Aqui vai um exemplo concreto. Houve uma ocasião em que estava revisando um caso de mielopatia e o laude citava "reação gliótica discreta". Na pressa, classifiquei como astrogliose reativa e segui adiante. Dias depois, ao revisar com mais calma, percebi que a lesão tinha padrão de distribuição perivascular, o que é típico de micróglia ativada, não de astrócitos. A diferença mudou completamente a interpretação do processo. Micróglia perivascular ativada sugere um componente inflamatório ou infeccioso que astrogliose isolada não sugere. Perdi duas semanas refazendo a análise porque não considerei a micróglia na minha avaliação inicial. Outro ponto que quase ninguém destaca: os neuronios da glia satélite nos gânglios periféricos. Eles são análogos aos astrócitos do SNC mas atuam fora dele. Regulam o ambiente iônico ao redor dos corpúsculos neuronais nos gânglios sensitivos e autonômicos. Em nevralgias pós-herpéticas, a disfunção da glia satélite nos gânglios da raiz dorsal contribui para a sensibilização central. Tratados com moduladores da atividade glial, esses casos respondem melhor. Isso não é teoria avançada. É algo que aparece em artigos de neurologia clínica há anos, mas raramente entra nas discussões iniciais.

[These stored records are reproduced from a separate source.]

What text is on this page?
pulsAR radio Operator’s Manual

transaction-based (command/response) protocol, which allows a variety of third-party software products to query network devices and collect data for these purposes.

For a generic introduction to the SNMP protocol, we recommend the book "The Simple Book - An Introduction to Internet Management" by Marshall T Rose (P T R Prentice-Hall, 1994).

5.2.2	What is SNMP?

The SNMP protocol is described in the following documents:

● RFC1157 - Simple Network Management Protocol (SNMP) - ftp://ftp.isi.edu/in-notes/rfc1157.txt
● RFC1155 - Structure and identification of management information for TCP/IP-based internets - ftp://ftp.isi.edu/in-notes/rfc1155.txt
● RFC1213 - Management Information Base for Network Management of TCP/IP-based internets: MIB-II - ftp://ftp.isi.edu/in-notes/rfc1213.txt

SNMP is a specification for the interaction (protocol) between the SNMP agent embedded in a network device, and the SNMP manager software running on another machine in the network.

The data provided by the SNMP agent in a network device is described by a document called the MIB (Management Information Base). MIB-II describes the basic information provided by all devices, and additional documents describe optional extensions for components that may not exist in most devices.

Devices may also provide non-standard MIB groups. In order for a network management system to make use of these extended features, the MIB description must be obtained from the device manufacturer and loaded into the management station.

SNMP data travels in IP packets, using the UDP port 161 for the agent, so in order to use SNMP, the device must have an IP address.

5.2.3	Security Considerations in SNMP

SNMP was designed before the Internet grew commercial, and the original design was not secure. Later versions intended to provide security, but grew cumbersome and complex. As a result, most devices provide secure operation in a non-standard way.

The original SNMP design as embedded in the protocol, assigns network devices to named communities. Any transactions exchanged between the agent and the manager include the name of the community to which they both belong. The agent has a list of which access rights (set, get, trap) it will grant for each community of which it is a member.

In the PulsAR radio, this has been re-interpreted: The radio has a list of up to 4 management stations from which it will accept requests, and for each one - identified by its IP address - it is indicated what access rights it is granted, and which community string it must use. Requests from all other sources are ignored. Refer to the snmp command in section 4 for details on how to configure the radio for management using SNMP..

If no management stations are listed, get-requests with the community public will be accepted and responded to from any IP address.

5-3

limitações do que você acabou de ler

Nenhuma classificação celular é perfeita. A linha entre micróglia e macrófagos recrutados é tênue em processos inflamatórios agudos. Existem marcadores como CD68 que ajudam, mas a sobreposição é real. A distinção entre astrócitos reativos e astrócitos tumorais também é difícil em biópsias pequenas, e muitos patologistas concordam que isso exige imunohistoquímica adicional, não apenas coloração com Hematoxilina-Eosina. Outra limitação prática: a neurogênese adulta é real mas extremamente limitada. Ohipocampo e a zona subventricular são os únicos locais com produção contínua de novos neuronios em humanos adultos. Isso significa que a maioria dos danos neuronais no cérebro adulto é permanente. Não existe regeneração significativa por substituição celular. Isso é importante para pronóstico e para entender por que terapias celulares para AVC e traumatismo cranioencefálico ainda estão em fase experimental.

Se você precisa de uma referência rápida e confiável, o artigo de revisão da Nature Reviews Neuroscience sobre classificação celular do SNC pelo método de single-cell RNA sequencing é um dos mais completos disponíveis. Ele mostra que os subtipos são muito mais numerosos do que a classificação tradicional sugere. Nem sempre esse nível de detalhe é necessário, mas para quem trabalha com pesquisa translacional, fazer essa leitura economiza tempo de interpretação. O que permanece é simples: o sistema nervoso é composto por neuronios e por células da glia, mas dentro desses dois guarda-chuvas existem dezenas de subtipos com funções distintas e vulnerabilidades diferentes. Saber a diferença entre um oligodendrócito e uma célula de Schwann não é trivialidade acadêmica. É a base para entender por que uma lesão na medula causa deficit diferente de uma lesão no nervo periférico. E a micróglia senescente pode ser mais prejudicial do que benéfica em doenças neurodegenerativas. Esses detalhes fazem diferença no dia a dia.